Cluster Configuration

3x Nodes

- 2x Intel Xeon Platinum 8580

- 64GB x 32 DDR5-5600 Memory

- 4x Nvidia H100 NVL

- 4x Nvidia ConnectX-7 NIC



Competition Photos


Team Photos


Shipping Cluster


Cluster Build


H100 Power Performance Results

     Over the summer leading up to the competition I ran a number of tests benchmarking the per-watt performance of H100 GPUs. This was particularly important in designing our cluster for this year as the results ended up being a key factor in the decision to over-spec our machine.

     I ran benchmarks on a single H100 GPU, specifically running the HPL benchmark, which was using the Nvidia optimized benchmarks container and also my own pre-optimized HPL parameter set. This was intentional to mirror the environment that we planned to use in the competition.

     My hypothesis that setting the TDP to 100% would be inefficent was correct, I found this to be the most inefficent power use case. I further hypothesized that we would increase in efficiency up to around the 75-80% TDP mark, but was surprised to find the efficiency continue to linearly increase all the way up to the point of using only 50% of the TDP.

     The results here played a role in choosing our final cluster configuration.

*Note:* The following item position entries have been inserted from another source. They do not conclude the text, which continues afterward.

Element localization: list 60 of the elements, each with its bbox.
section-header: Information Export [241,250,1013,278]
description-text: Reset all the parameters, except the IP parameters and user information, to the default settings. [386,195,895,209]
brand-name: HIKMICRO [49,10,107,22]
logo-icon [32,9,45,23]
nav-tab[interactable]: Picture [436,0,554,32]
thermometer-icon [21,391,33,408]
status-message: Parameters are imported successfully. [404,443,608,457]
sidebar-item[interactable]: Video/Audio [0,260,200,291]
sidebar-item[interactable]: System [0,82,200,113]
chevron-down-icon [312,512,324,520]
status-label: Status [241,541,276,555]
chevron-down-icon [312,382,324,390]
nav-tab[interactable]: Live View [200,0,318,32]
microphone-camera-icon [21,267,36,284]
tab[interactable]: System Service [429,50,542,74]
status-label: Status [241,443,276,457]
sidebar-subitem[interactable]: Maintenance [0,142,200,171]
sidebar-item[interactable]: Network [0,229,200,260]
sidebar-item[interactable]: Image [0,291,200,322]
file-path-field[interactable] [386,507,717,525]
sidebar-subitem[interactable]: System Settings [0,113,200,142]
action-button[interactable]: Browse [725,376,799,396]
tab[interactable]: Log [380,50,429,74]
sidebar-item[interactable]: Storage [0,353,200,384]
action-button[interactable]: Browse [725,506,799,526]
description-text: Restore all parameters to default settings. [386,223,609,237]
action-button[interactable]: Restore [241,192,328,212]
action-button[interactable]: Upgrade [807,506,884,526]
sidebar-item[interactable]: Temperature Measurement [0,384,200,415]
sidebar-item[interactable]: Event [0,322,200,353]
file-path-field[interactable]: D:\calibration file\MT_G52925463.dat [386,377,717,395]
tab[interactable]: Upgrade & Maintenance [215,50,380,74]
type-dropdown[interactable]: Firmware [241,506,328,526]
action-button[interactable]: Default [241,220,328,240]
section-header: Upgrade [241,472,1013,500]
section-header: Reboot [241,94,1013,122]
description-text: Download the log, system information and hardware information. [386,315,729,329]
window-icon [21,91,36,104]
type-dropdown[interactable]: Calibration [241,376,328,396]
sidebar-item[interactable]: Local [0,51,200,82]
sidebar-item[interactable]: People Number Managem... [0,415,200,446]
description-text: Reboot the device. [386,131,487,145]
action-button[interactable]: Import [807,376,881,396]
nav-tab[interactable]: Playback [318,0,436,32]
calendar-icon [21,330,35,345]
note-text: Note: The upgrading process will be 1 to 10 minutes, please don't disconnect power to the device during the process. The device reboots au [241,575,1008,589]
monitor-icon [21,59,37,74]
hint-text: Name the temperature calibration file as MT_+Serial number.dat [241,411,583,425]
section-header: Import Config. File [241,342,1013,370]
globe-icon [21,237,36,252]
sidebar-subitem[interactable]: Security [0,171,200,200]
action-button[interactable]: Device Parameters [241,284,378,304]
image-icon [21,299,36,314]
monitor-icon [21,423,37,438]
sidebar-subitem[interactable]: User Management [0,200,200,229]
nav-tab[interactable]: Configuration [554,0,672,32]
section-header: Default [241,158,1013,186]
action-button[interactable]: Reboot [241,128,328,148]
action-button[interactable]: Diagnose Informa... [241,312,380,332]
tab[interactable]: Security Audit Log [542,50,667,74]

A rough estimate would show our cluster should be using 350W * 2 sockets * 3 nodes = 2100W in CPU power, and 400W * 4 GPUs * 3 nodes = 4800W in GPU power, for a total of 6900W in power usage, ignoring all other components (The large amount of DDR5 memory, for example, uses a significant amount of power just to keep running).

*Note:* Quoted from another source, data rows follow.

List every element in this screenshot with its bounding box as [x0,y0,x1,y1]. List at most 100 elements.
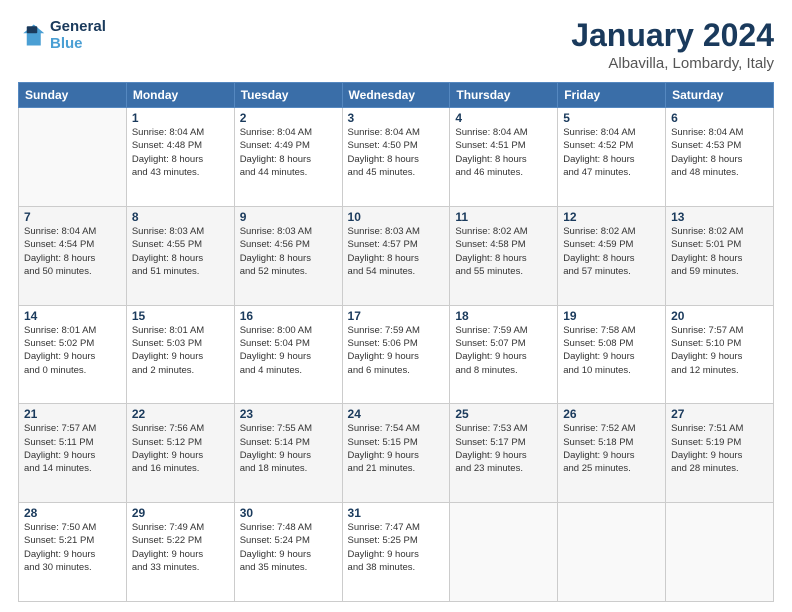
day-header-monday: Monday [126,83,234,108]
day-info: Sunrise: 8:04 AM Sunset: 4:48 PM Dayligh… [132,126,229,179]
day-info: Sunrise: 8:01 AM Sunset: 5:03 PM Dayligh… [132,324,229,377]
day-number: 2 [240,111,337,125]
day-number: 5 [563,111,660,125]
day-number: 17 [348,309,445,323]
logo-text-line2: Blue [50,35,106,52]
day-cell [558,503,666,602]
day-info: Sunrise: 8:00 AM Sunset: 5:04 PM Dayligh… [240,324,337,377]
day-info: Sunrise: 8:02 AM Sunset: 5:01 PM Dayligh… [671,225,768,278]
day-info: Sunrise: 7:57 AM Sunset: 5:10 PM Dayligh… [671,324,768,377]
day-cell [450,503,558,602]
day-info: Sunrise: 7:48 AM Sunset: 5:24 PM Dayligh… [240,521,337,574]
day-number: 9 [240,210,337,224]
day-cell: 7Sunrise: 8:04 AM Sunset: 4:54 PM Daylig… [19,206,127,305]
day-number: 6 [671,111,768,125]
day-cell: 19Sunrise: 7:58 AM Sunset: 5:08 PM Dayli… [558,305,666,404]
day-cell: 16Sunrise: 8:00 AM Sunset: 5:04 PM Dayli… [234,305,342,404]
day-number: 15 [132,309,229,323]
header: General Blue January 2024 Albavilla, Lom… [18,18,774,72]
day-number: 8 [132,210,229,224]
week-row-5: 28Sunrise: 7:50 AM Sunset: 5:21 PM Dayli… [19,503,774,602]
day-number: 31 [348,506,445,520]
day-cell: 4Sunrise: 8:04 AM Sunset: 4:51 PM Daylig… [450,108,558,207]
day-number: 1 [132,111,229,125]
day-number: 30 [240,506,337,520]
day-info: Sunrise: 8:03 AM Sunset: 4:55 PM Dayligh… [132,225,229,278]
day-info: Sunrise: 8:04 AM Sunset: 4:52 PM Dayligh… [563,126,660,179]
day-number: 7 [24,210,121,224]
day-number: 13 [671,210,768,224]
day-header-tuesday: Tuesday [234,83,342,108]
day-number: 25 [455,407,552,421]
day-cell: 12Sunrise: 8:02 AM Sunset: 4:59 PM Dayli… [558,206,666,305]
day-cell: 22Sunrise: 7:56 AM Sunset: 5:12 PM Dayli… [126,404,234,503]
day-info: Sunrise: 8:02 AM Sunset: 4:58 PM Dayligh… [455,225,552,278]
day-number: 16 [240,309,337,323]
day-number: 24 [348,407,445,421]
day-info: Sunrise: 7:56 AM Sunset: 5:12 PM Dayligh… [132,422,229,475]
day-header-friday: Friday [558,83,666,108]
main-title: January 2024 [571,18,774,53]
day-number: 26 [563,407,660,421]
day-info: Sunrise: 8:04 AM Sunset: 4:53 PM Dayligh… [671,126,768,179]
day-number: 28 [24,506,121,520]
day-info: Sunrise: 7:55 AM Sunset: 5:14 PM Dayligh… [240,422,337,475]
day-header-saturday: Saturday [666,83,774,108]
day-cell: 30Sunrise: 7:48 AM Sunset: 5:24 PM Dayli… [234,503,342,602]
day-info: Sunrise: 8:02 AM Sunset: 4:59 PM Dayligh… [563,225,660,278]
day-cell: 27Sunrise: 7:51 AM Sunset: 5:19 PM Dayli… [666,404,774,503]
day-info: Sunrise: 7:53 AM Sunset: 5:17 PM Dayligh… [455,422,552,475]
day-number: 27 [671,407,768,421]
day-cell: 1Sunrise: 8:04 AM Sunset: 4:48 PM Daylig… [126,108,234,207]
calendar-header: SundayMondayTuesdayWednesdayThursdayFrid… [19,83,774,108]
day-number: 21 [24,407,121,421]
day-header-wednesday: Wednesday [342,83,450,108]
day-info: Sunrise: 7:58 AM Sunset: 5:08 PM Dayligh… [563,324,660,377]
day-number: 14 [24,309,121,323]
day-cell: 2Sunrise: 8:04 AM Sunset: 4:49 PM Daylig… [234,108,342,207]
title-block: January 2024 Albavilla, Lombardy, Italy [571,18,774,72]
day-info: Sunrise: 8:04 AM Sunset: 4:51 PM Dayligh… [455,126,552,179]
day-number: 4 [455,111,552,125]
calendar-table: SundayMondayTuesdayWednesdayThursdayFrid… [18,82,774,602]
week-row-2: 7Sunrise: 8:04 AM Sunset: 4:54 PM Daylig… [19,206,774,305]
day-cell: 18Sunrise: 7:59 AM Sunset: 5:07 PM Dayli… [450,305,558,404]
day-cell: 28Sunrise: 7:50 AM Sunset: 5:21 PM Dayli… [19,503,127,602]
day-number: 18 [455,309,552,323]
logo-icon [18,21,46,49]
day-number: 10 [348,210,445,224]
day-cell: 20Sunrise: 7:57 AM Sunset: 5:10 PM Dayli… [666,305,774,404]
day-header-thursday: Thursday [450,83,558,108]
day-info: Sunrise: 7:59 AM Sunset: 5:06 PM Dayligh… [348,324,445,377]
day-number: 19 [563,309,660,323]
subtitle: Albavilla, Lombardy, Italy [571,55,774,72]
day-header-sunday: Sunday [19,83,127,108]
day-number: 29 [132,506,229,520]
day-cell: 25Sunrise: 7:53 AM Sunset: 5:17 PM Dayli… [450,404,558,503]
day-cell: 23Sunrise: 7:55 AM Sunset: 5:14 PM Dayli… [234,404,342,503]
day-cell: 17Sunrise: 7:59 AM Sunset: 5:06 PM Dayli… [342,305,450,404]
day-cell: 6Sunrise: 8:04 AM Sunset: 4:53 PM Daylig… [666,108,774,207]
week-row-1: 1Sunrise: 8:04 AM Sunset: 4:48 PM Daylig… [19,108,774,207]
day-cell: 14Sunrise: 8:01 AM Sunset: 5:02 PM Dayli… [19,305,127,404]
day-info: Sunrise: 8:04 AM Sunset: 4:50 PM Dayligh… [348,126,445,179]
day-cell: 24Sunrise: 7:54 AM Sunset: 5:15 PM Dayli… [342,404,450,503]
day-cell: 13Sunrise: 8:02 AM Sunset: 5:01 PM Dayli… [666,206,774,305]
day-info: Sunrise: 7:49 AM Sunset: 5:22 PM Dayligh… [132,521,229,574]
day-info: Sunrise: 8:01 AM Sunset: 5:02 PM Dayligh… [24,324,121,377]
day-info: Sunrise: 7:52 AM Sunset: 5:18 PM Dayligh… [563,422,660,475]
page: General Blue January 2024 Albavilla, Lom… [0,0,792,612]
day-info: Sunrise: 7:50 AM Sunset: 5:21 PM Dayligh… [24,521,121,574]
day-info: Sunrise: 7:51 AM Sunset: 5:19 PM Dayligh… [671,422,768,475]
day-info: Sunrise: 7:57 AM Sunset: 5:11 PM Dayligh… [24,422,121,475]
day-number: 12 [563,210,660,224]
logo: General Blue [18,18,106,53]
day-cell: 5Sunrise: 8:04 AM Sunset: 4:52 PM Daylig… [558,108,666,207]
day-cell: 21Sunrise: 7:57 AM Sunset: 5:11 PM Dayli… [19,404,127,503]
day-number: 3 [348,111,445,125]
day-number: 23 [240,407,337,421]
day-cell: 10Sunrise: 8:03 AM Sunset: 4:57 PM Dayli… [342,206,450,305]
day-info: Sunrise: 7:59 AM Sunset: 5:07 PM Dayligh… [455,324,552,377]
day-cell: 26Sunrise: 7:52 AM Sunset: 5:18 PM Dayli… [558,404,666,503]
day-info: Sunrise: 8:04 AM Sunset: 4:54 PM Dayligh… [24,225,121,278]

     Based off of the applications for this years competition we have the room to dynamically allocate resources as we need for the differnet applicaitons while staying below the power draw. For HPL, for example, we may end up using only 2 nodes, while for ICON we may use all 3 with the GPU TDP limited. We chose a configuration enabled with iDRAC chips which gives us the ability to completely power off and on nodes as needed without physically touching the cluster (A requirement for the compeititon after the benchmarking phase has concluded).